This grant for the publication of the final monograph of the Syrian-French Archaeological Expedition of the Orontes conducted at Tell al-Nasriyah from August 2007 to April 2011. This project involved Syrian, Lebanese and European archaeologists and specialists.
Nasriyah is located at 18 km to the north-west of Hama, on the right bank of the Orontes, where it meets its Sarout tributary (Fig.1). It is one of the very rare sites of the Levant to be situated so close to the river with special fluvial equipments, as a stronghold located in the ‘bayonet’-like river course and as a load breaking point upstream of the impassable Cheyzar gorge.
The first aim of the project was to focus on the question of the so-called “quadrangular sites”, which are typical of the east side of the Orontes river from the Middle Bronze Age onwards. The DGAM of Damascus allowed us to work on a micro-region including two very close quadrangular sites, Tell al-Nasriyah (over 70 ha, Fig.2) on the river bank itself, and Tell Massin (5 ha) on the plateau just 10 km away (Fig.1). Through this small geographic area, it was possible to explore the cultures of the Middle Orontes Valley in their natural and anthropic environment: urbanization, geopolitical interactions, economic and cultural dynamics in the Bronze and Iron Ages.

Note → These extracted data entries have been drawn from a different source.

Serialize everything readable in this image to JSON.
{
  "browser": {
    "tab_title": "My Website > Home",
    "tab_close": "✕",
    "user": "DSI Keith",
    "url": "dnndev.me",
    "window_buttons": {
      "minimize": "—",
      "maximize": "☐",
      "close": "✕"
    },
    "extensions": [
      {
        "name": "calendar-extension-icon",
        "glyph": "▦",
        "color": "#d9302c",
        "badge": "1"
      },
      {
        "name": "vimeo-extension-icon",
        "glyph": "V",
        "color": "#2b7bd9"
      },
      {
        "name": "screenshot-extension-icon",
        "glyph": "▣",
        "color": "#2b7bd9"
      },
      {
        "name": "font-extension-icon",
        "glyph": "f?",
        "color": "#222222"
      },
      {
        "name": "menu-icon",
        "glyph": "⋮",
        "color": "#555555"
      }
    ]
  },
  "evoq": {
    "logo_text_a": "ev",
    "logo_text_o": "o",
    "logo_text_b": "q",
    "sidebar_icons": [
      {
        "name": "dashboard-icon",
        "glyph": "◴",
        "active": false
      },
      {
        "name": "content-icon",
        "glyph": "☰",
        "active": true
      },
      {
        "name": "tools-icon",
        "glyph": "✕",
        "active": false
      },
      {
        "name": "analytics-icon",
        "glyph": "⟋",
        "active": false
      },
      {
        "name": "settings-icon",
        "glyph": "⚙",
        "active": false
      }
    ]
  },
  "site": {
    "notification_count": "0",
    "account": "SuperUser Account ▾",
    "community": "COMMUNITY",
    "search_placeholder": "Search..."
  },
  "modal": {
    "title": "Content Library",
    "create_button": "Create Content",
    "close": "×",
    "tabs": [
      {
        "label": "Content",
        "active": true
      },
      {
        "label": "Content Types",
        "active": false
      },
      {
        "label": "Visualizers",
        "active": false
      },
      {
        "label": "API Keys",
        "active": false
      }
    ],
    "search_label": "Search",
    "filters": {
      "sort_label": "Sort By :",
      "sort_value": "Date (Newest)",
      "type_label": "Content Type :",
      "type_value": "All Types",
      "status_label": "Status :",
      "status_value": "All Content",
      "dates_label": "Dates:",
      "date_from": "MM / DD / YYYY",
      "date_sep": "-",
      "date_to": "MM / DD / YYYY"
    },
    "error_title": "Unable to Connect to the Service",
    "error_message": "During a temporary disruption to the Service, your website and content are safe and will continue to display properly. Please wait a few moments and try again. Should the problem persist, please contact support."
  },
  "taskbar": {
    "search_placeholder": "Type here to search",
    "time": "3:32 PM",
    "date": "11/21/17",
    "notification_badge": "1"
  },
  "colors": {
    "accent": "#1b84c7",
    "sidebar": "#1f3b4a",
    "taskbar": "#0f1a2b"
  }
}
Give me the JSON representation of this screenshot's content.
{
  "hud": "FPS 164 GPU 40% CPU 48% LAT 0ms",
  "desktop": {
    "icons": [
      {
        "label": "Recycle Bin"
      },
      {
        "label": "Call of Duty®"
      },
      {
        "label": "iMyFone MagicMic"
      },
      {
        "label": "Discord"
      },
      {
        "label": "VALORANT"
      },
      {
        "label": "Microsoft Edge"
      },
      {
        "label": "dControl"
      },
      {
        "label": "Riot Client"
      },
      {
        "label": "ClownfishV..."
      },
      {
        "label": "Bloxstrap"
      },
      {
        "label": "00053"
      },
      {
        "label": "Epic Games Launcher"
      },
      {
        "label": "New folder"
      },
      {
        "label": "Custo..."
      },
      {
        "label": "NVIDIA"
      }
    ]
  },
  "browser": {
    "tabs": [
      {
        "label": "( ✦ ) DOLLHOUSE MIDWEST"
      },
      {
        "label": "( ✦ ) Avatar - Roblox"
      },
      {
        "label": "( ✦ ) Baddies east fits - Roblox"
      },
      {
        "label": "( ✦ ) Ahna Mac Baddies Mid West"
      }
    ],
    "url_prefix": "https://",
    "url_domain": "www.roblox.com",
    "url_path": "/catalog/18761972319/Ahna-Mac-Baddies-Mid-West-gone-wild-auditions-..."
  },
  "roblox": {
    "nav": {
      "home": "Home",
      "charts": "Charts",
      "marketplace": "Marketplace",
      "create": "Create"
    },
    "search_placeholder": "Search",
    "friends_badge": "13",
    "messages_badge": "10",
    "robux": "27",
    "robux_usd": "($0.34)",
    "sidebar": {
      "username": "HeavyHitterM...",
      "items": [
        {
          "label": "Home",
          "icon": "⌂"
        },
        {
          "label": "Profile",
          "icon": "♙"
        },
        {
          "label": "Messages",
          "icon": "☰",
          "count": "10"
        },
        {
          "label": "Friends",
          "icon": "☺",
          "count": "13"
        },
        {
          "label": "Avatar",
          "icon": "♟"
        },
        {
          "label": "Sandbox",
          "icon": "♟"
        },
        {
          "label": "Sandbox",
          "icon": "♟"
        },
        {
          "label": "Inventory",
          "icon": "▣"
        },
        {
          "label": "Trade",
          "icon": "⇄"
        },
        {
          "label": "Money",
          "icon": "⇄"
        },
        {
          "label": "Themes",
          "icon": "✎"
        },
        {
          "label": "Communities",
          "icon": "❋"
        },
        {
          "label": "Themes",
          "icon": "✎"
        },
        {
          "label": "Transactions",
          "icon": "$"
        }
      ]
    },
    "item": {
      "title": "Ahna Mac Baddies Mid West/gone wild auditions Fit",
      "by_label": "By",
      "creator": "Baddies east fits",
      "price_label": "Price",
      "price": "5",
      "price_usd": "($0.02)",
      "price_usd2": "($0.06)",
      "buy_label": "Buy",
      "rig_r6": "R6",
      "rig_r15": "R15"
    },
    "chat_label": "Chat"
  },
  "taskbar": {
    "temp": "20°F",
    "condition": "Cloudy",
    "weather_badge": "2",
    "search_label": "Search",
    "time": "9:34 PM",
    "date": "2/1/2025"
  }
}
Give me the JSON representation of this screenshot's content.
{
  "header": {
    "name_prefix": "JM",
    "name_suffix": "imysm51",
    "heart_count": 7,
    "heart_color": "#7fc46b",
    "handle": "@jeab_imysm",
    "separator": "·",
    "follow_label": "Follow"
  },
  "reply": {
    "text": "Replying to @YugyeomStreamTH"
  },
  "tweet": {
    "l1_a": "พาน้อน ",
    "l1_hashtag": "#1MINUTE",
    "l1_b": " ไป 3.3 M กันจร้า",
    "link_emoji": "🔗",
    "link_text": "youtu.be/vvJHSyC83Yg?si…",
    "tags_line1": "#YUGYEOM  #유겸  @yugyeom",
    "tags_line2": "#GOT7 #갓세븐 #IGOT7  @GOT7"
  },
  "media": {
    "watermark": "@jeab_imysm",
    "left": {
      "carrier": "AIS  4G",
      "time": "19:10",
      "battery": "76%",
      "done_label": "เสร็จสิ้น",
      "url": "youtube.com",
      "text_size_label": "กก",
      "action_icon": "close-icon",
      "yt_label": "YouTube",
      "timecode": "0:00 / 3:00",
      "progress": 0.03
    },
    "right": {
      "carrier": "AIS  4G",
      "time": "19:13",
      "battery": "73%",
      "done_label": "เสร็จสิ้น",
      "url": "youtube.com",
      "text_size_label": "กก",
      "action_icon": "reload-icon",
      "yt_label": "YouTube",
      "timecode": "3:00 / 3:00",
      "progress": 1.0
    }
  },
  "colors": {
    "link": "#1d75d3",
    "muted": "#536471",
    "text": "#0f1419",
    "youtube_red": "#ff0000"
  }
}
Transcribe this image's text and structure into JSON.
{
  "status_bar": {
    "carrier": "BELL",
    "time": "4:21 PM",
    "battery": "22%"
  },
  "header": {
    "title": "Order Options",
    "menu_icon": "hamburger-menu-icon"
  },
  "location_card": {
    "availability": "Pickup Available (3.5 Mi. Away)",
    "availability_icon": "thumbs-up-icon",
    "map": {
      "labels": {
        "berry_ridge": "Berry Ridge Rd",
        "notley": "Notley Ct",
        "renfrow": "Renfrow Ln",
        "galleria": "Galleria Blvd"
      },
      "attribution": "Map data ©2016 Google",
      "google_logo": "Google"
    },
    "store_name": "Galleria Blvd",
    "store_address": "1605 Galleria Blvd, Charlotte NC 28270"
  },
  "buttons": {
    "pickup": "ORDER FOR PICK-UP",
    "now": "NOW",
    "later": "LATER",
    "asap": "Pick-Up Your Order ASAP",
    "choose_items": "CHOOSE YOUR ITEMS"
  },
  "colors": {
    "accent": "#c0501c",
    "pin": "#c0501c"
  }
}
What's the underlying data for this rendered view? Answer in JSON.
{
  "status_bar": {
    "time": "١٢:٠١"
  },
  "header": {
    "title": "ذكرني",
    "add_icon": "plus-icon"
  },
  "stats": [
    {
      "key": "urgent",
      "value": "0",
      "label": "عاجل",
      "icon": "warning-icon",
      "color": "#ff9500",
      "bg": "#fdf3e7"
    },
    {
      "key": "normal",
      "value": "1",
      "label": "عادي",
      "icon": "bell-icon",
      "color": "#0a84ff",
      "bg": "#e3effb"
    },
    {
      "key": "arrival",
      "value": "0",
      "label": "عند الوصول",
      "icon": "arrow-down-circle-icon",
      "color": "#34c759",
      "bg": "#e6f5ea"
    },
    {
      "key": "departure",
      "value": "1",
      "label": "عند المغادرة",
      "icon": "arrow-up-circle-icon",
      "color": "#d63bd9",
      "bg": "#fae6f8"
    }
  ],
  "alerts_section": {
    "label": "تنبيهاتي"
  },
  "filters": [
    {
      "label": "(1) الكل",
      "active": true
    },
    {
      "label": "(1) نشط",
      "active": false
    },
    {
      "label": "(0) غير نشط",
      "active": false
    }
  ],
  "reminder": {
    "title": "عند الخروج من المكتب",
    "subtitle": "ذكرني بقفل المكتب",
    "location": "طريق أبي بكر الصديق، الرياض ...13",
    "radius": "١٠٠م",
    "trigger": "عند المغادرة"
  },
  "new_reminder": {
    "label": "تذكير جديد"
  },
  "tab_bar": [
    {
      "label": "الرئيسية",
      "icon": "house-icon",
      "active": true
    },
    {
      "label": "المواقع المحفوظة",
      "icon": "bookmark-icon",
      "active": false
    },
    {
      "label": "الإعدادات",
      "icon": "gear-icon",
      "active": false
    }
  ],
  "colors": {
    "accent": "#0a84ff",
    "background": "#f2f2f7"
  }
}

A chapter is devoted to this micro-region, the study of which gave excellent results, chiefly in Tell Massin. The excavations focused exclusively on Nasriyah acropolis and lower town (7 fields). They made it possible to sketch out the extension of the site during the various phases of its occupation. The publication will distinguish the living and the dead. It will present the proto-syrian “circular city” of the Early Bronze Age IV (ca 2500-2000); the huge amorrite “quadrangular city” of the Middle Bronze Age (ca 2000-1600 BC), with monumental urban developments on the fortifications and on the Orontes side as well as a big favissa (Fig.3); the Aramaic city of the Iron Age II (ca 950-720 BC) with domestic and monumental architecture and a significant quantity of material remains (Figs.4&5); and lastly a small mediaeval village from the Seldjuk period. As for the dead, the Late Bronze Age and Early Iron Age cremation cemetery and the huge burial complex with tumuli dated from the Bronze Ages to the east of the main gate and drastically cut by bulldozers (Fig.6) will complete the monograph.
This publication will offer a historical and archaeological synthesis presenting both Tell al-Nasriyah itself and the micro-region that includes it, taking into account natural phenomena (earthquakes) as well as anthropic damages (destructions and fires). The final chapter broadens the debate and includes Tell al-Nasriyah in its regional and interregional environments in a diachronic perspective: it focuses on its role in connection with other main sites of Central Western Syria and beyond, at first Hama, which is an excellent touchstone for Nasriyah, and conversely.
Finally, the creation of a website will provide to the specialists as well as to a more general public all significant data, analyses and syntheses.
The publication project is directed by Mme. Dominique Parayre (University of Lille – Emeritus).